[dylink] Fix deadlock in `_emscripten_dlsync_threads()` by kleisauke · Pull Request #27000 · emscripten-core/emscripten

kleisauke · 2026-05-23T08:45:06Z

This extends commit 662cb06 by ensuring _emscripten_thread_notify()
is also called for the synchronous _emscripten_dlsync_threads()
path. This ensures that threads process the dlopen catch-up queue
promptly, even when blocked in emscripten_futex_wait().

Fixes: #26913.

Split out from emscripten-core#27000.

sbc100 · 2026-05-23T17:00:41Z

-    DBG("waking main runtime thread using _emscripten_thread_notify");
+  if (ret) {
+    // Wake up the target thread in case it is blocked in
+    // `emscripten_futex_wait`.


This is little confusing (and maybe wasteful) though since normal pthread do not run their proxy queue in emscripten_yield, and therefore wakeing them them up should not be needed.

pthreads do however call _emscripten_process_dlopen_queue from emscripten_yield .. so it should only be necessary to wake them up if/when need need to call _emscripten_process_dlopen_queue, and not whereever work gets proxied to them.

I'm not sure if _emscripten_thread_notify() is actually that expensive, since it already returns early when the thread isn't waiting.

I tried limiting this notify to the dlopen() proxying queue with commit 72cb72a, but reintroducing && pthread_equal(target_thread, emscripten_main_runtime_thread_id()) regressed this again.

pthreads do however call _emscripten_process_dlopen_queue from emscripten_yield [...]

I think that's probably why reintroducing && pthread_equal(target_thread, emscripten_main_runtime_thread_id()) caused this regression again, as the queue is processed from pthreads rather than from the main runtime thread.

I'm not really worried about the code of doing the _emscripten_thread_notify. But I would really like to know why it is needed. Because pthreads don't run their messge queue on wakeup I don't see any reason to wake them when we put something in the queue.

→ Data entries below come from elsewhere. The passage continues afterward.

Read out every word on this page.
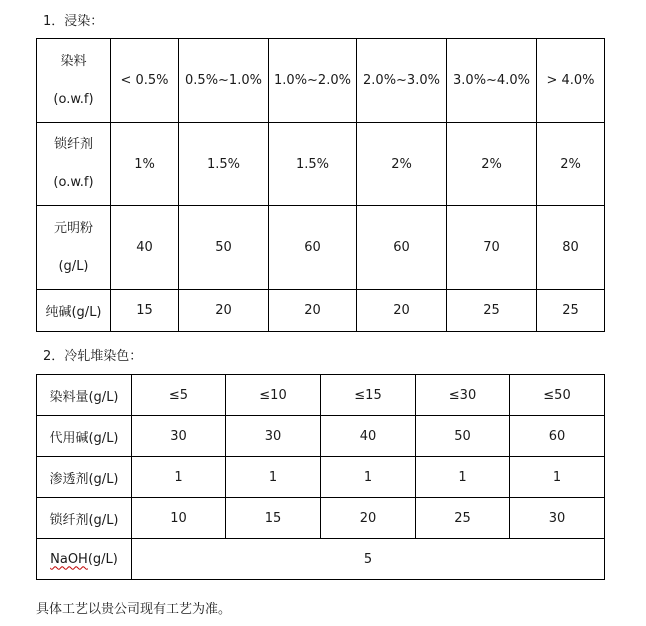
1．浸染：
染料
(o.w.f)	< 0.5%	0.5%~1.0%	1.0%~2.0%	2.0%~3.0%	3.0%~4.0%	> 4.0%
锁纤剂
(o.w.f)	1%	1.5%	1.5%	2%	2%	2%
元明粉
(g/L)	40	50	60	60	70	80
纯碱(g/L)	15	20	20	20	25	25
2．冷轧堆染色：
染料量(g/L)	≤5	≤10	≤15	≤30	≤50
代用碱(g/L)	30	30	40	50	60
渗透剂(g/L)	1	1	1	1	1
锁纤剂(g/L)	10	15	20	25	30
NaOH(g/L)	5				
具体工艺以贵公司现有工艺为准。
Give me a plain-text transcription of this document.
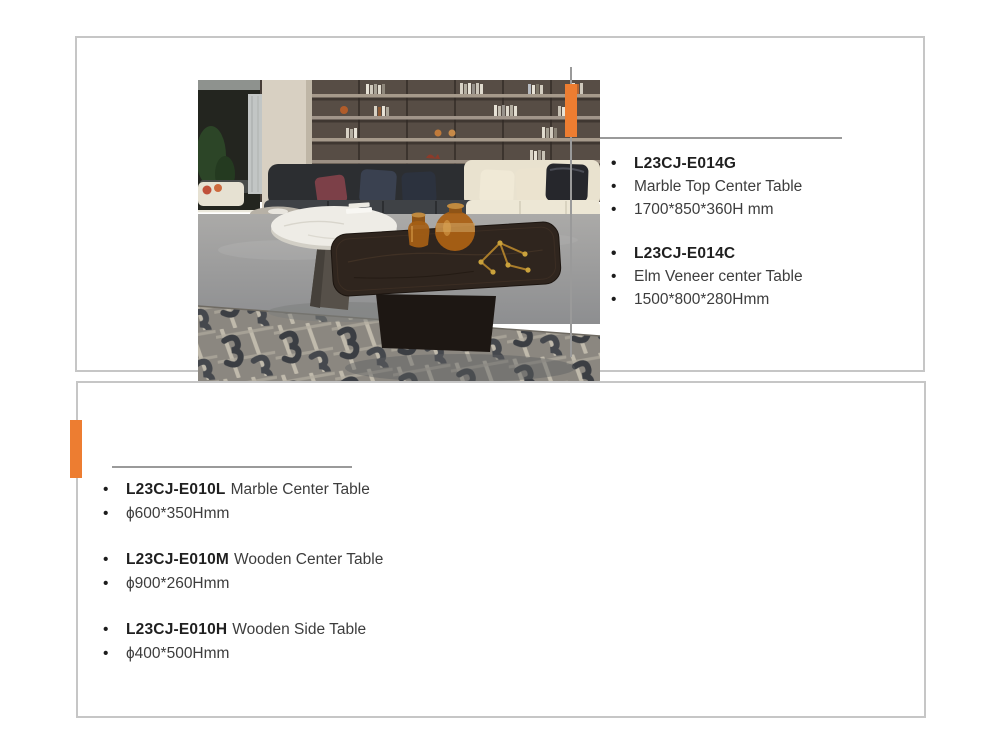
• L23CJ-E014G
• Marble Top Center Table
• 1700*850*360H mm
• L23CJ-E014C
• Elm Veneer center Table
• 1500*800*280Hmm
• L23CJ-E010L Marble Center Table
• ϕ600*350Hmm
• L23CJ-E010M Wooden Center Table
• ϕ900*260Hmm
• L23CJ-E010H Wooden Side Table
• ϕ400*500Hmm
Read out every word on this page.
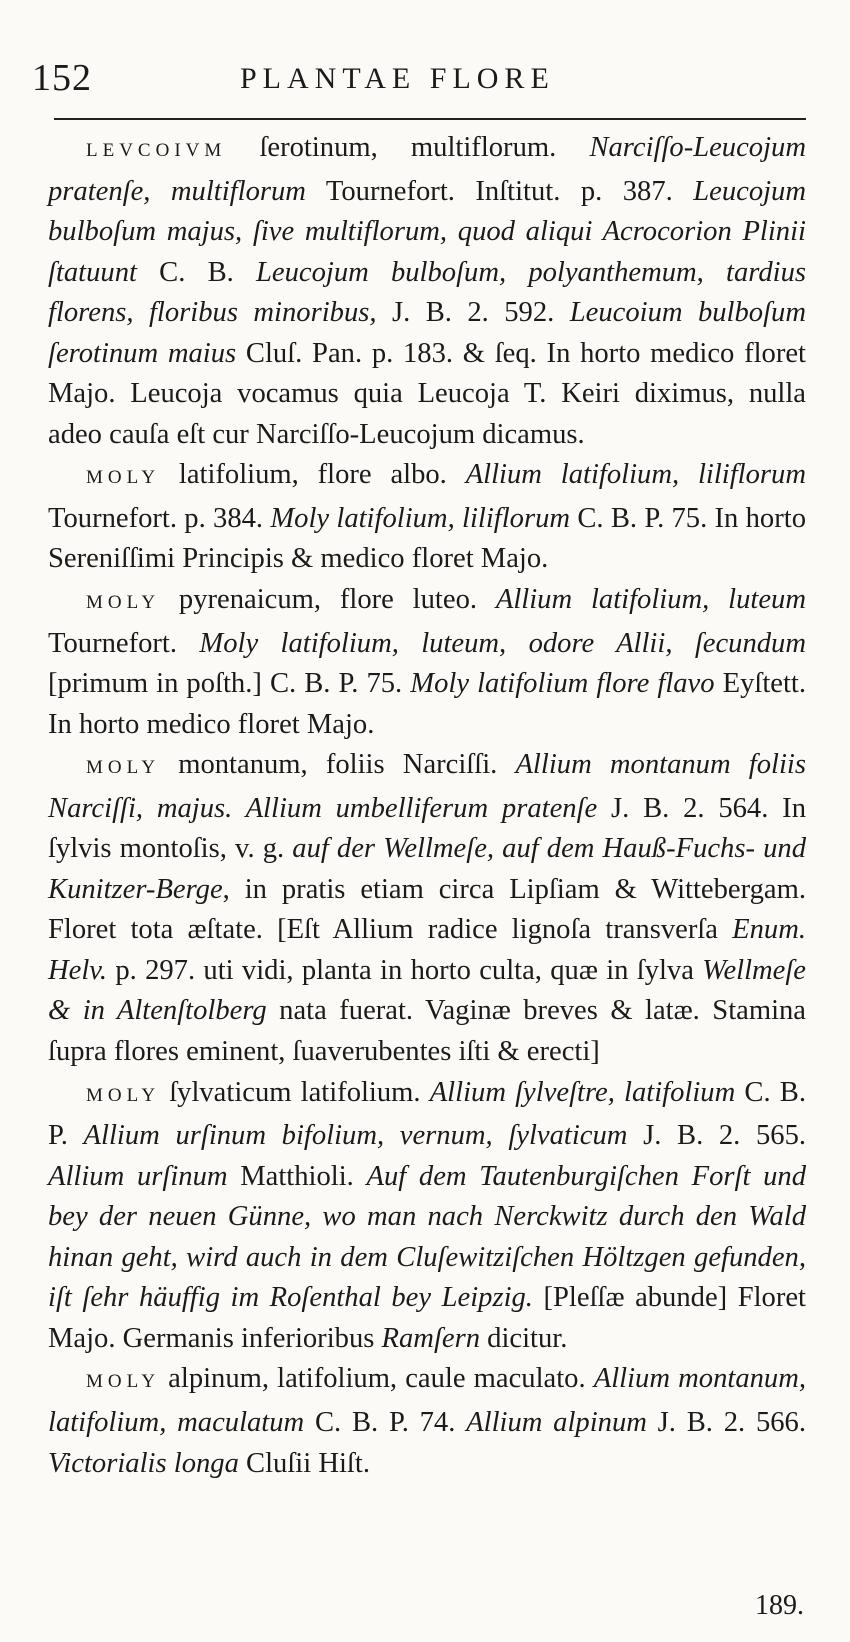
152	PLANTAE FLORE

LEVCOIVM ſerotinum, multiflorum. Narciſſo-Leucojum pratenſe, multiflorum Tournefort. Inſtitut. p. 387. Leucojum bulboſum majus, ſive multiflorum, quod aliqui Acrocorion Plinii ſtatuunt C. B. Leucojum bulboſum, polyanthemum, tardius florens, floribus minoribus, J. B. 2. 592. Leucoium bulboſum ſerotinum maius Cluſ. Pan. p. 183. & ſeq. In horto medico floret Majo. Leucoja vocamus quia Leucoja T. Keiri diximus, nulla adeo cauſa eſt cur Narciſſo-Leucojum dicamus.

MOLY latifolium, flore albo. Allium latifolium, liliflorum Tournefort. p. 384. Moly latifolium, liliflorum C. B. P. 75. In horto Sereniſſimi Principis & medico floret Majo.

MOLY pyrenaicum, flore luteo. Allium latifolium, luteum Tournefort. Moly latifolium, luteum, odore Allii, ſecundum [primum in poſth.] C. B. P. 75. Moly latifolium flore flavo Eyſtett. In horto medico floret Majo.

MOLY montanum, foliis Narciſſi. Allium montanum foliis Narciſſi, majus. Allium umbelliferum pratenſe J. B. 2. 564. In ſylvis montoſis, v. g. auf der Wellmeſe, auf dem Hauß-Fuchs- und Kunitzer-Berge, in pratis etiam circa Lipſiam & Wittebergam. Floret tota æſtate. [Eſt Allium radice lignoſa transverſa Enum. Helv. p. 297. uti vidi, planta in horto culta, quæ in ſylva Wellmeſe & in Altenſtolberg nata fuerat. Vaginæ breves & latæ. Stamina ſupra flores eminent, ſuaverubentes iſti & erecti]

MOLY ſylvaticum latifolium. Allium ſylveſtre, latifolium C. B. P. Allium urſinum bifolium, vernum, ſylvaticum J. B. 2. 565. Allium urſinum Matthioli. Auf dem Tautenburgiſchen Forſt und bey der neuen Günne, wo man nach Nerckwitz durch den Wald hinan geht, wird auch in dem Cluſewitziſchen Höltzgen gefunden, iſt ſehr häuffig im Roſenthal bey Leipzig. [Pleſſæ abunde] Floret Majo. Germanis inferioribus Ramſern dicitur.

MOLY alpinum, latifolium, caule maculato. Allium montanum, latifolium, maculatum C. B. P. 74. Allium alpinum J. B. 2. 566. Victorialis longa Cluſii Hiſt.

189.
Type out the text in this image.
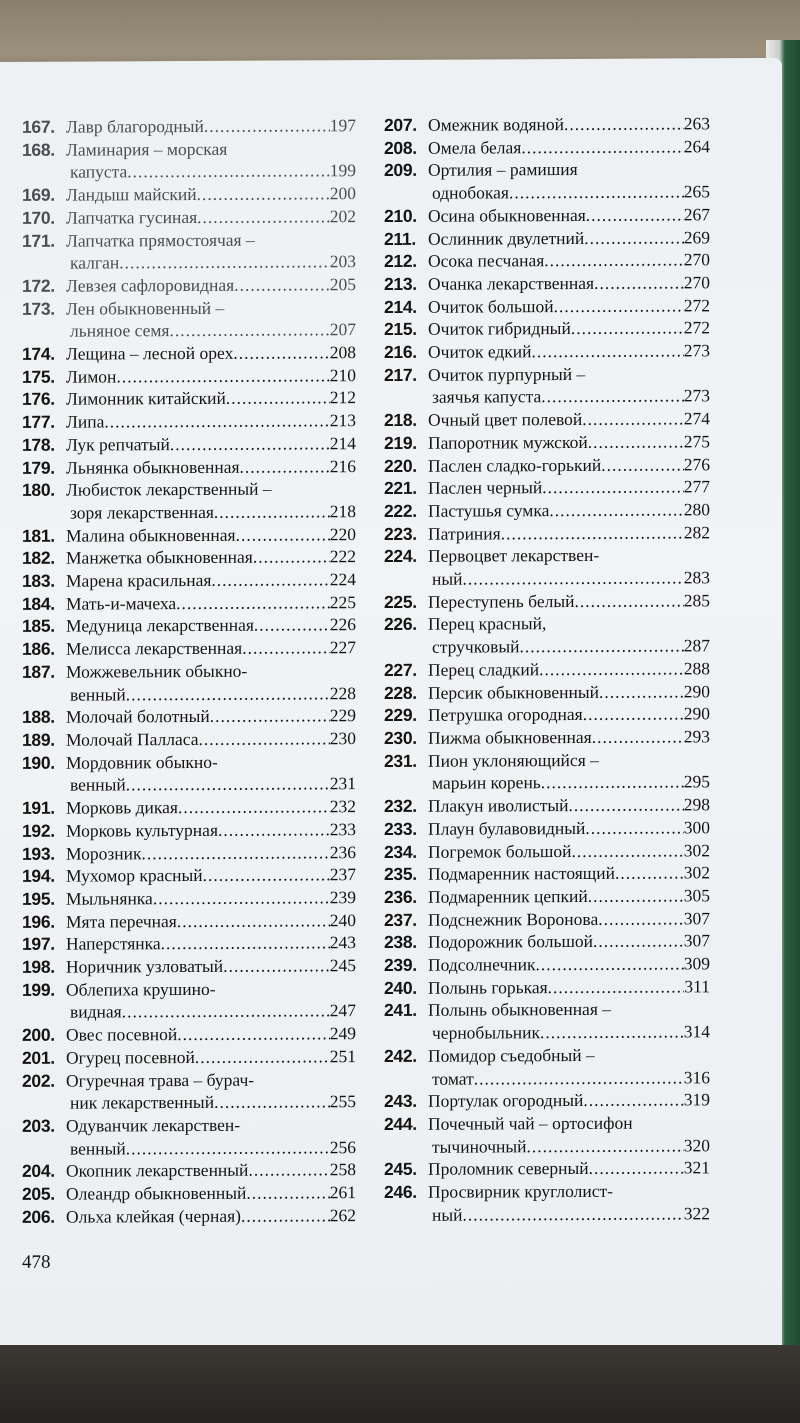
167. Лавр благородный .....	197
168. Ламинария – морская
капуста .....	199
169. Ландыш майский .....	200
170. Лапчатка гусиная .....	202
171. Лапчатка прямостоячая –
калган .....	203
172. Левзея сафлоровидная .....	205
173. Лен обыкновенный –
льняное семя .....	207
174. Лещина – лесной орех .....	208
175. Лимон .....	210
176. Лимонник китайский .....	212
177. Липа .....	213
178. Лук репчатый .....	214
179. Льнянка обыкновенная .....	216
180. Любисток лекарственный –
зоря лекарственная .....	218
181. Малина обыкновенная .....	220
182. Манжетка обыкновенная .....	222
183. Марена красильная .....	224
184. Мать-и-мачеха .....	225
185. Медуница лекарственная .....	226
186. Мелисса лекарственная .....	227
187. Можжевельник обыкно-
венный .....	228
188. Молочай болотный .....	229
189. Молочай Палласа .....	230
190. Мордовник обыкно-
венный .....	231
191. Морковь дикая .....	232
192. Морковь культурная .....	233
193. Морозник .....	236
194. Мухомор красный .....	237
195. Мыльнянка .....	239
196. Мята перечная .....	240
197. Наперстянка .....	243
198. Норичник узловатый .....	245
199. Облепиха крушино-
видная .....	247
200. Овес посевной .....	249
201. Огурец посевной .....	251
202. Огуречная трава – бурач-
ник лекарственный .....	255
203. Одуванчик лекарствен-
венный .....	256
204. Окопник лекарственный .....	258
205. Олеандр обыкновенный .....	261
206. Ольха клейкая (черная) .....	262
207. Омежник водяной .....	263
208. Омела белая .....	264
209. Ортилия – рамишия
однобокая .....	265
210. Осина обыкновенная .....	267
211. Ослинник двулетний .....	269
212. Осока песчаная .....	270
213. Очанка лекарственная .....	270
214. Очиток большой .....	272
215. Очиток гибридный .....	272
216. Очиток едкий .....	273
217. Очиток пурпурный –
заячья капуста .....	273
218. Очный цвет полевой .....	274
219. Папоротник мужской .....	275
220. Паслен сладко-горький .....	276
221. Паслен черный .....	277
222. Пастушья сумка .....	280
223. Патриния .....	282
224. Первоцвет лекарствен-
ный .....	283
225. Переступень белый .....	285
226. Перец красный,
стручковый .....	287
227. Перец сладкий .....	288
228. Персик обыкновенный .....	290
229. Петрушка огородная .....	290
230. Пижма обыкновенная .....	293
231. Пион уклоняющийся –
марьин корень .....	295
232. Плакун иволистый .....	298
233. Плаун булавовидный .....	300
234. Погремок большой .....	302
235. Подмаренник настоящий .....	302
236. Подмаренник цепкий .....	305
237. Подснежник Воронова .....	307
238. Подорожник большой .....	307
239. Подсолнечник .....	309
240. Полынь горькая .....	311
241. Полынь обыкновенная –
чернобыльник .....	314
242. Помидор съедобный –
томат .....	316
243. Портулак огородный .....	319
244. Почечный чай – ортосифон
тычиночный .....	320
245. Проломник северный .....	321
246. Просвирник круглолист-
ный .....	322
478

pthreads should only need to wakeup if they are need to process the dlopen queue, right?

pthreads should only need to wakeup if they are need to process the dlopen queue, right?

Correct, the latest revision of this PR already restricts wakeups to the dlopen queue.

…7001) Split out from #27000.

This extends commit 662cb06 by ensuring `_emscripten_thread_notify()` is also called for the synchronous `_emscripten_dlsync_threads()` path. This ensures that threads process the dlopen catch-up queue promptly, even when blocked in `emscripten_futex_wait()`. To implement this cleanly, `dlopen_proxying_queue` is moved from a dynamic pointer in `dynlink.c` to a statically initialized queue in `proxying.c`. Fixes: emscripten-core#26913.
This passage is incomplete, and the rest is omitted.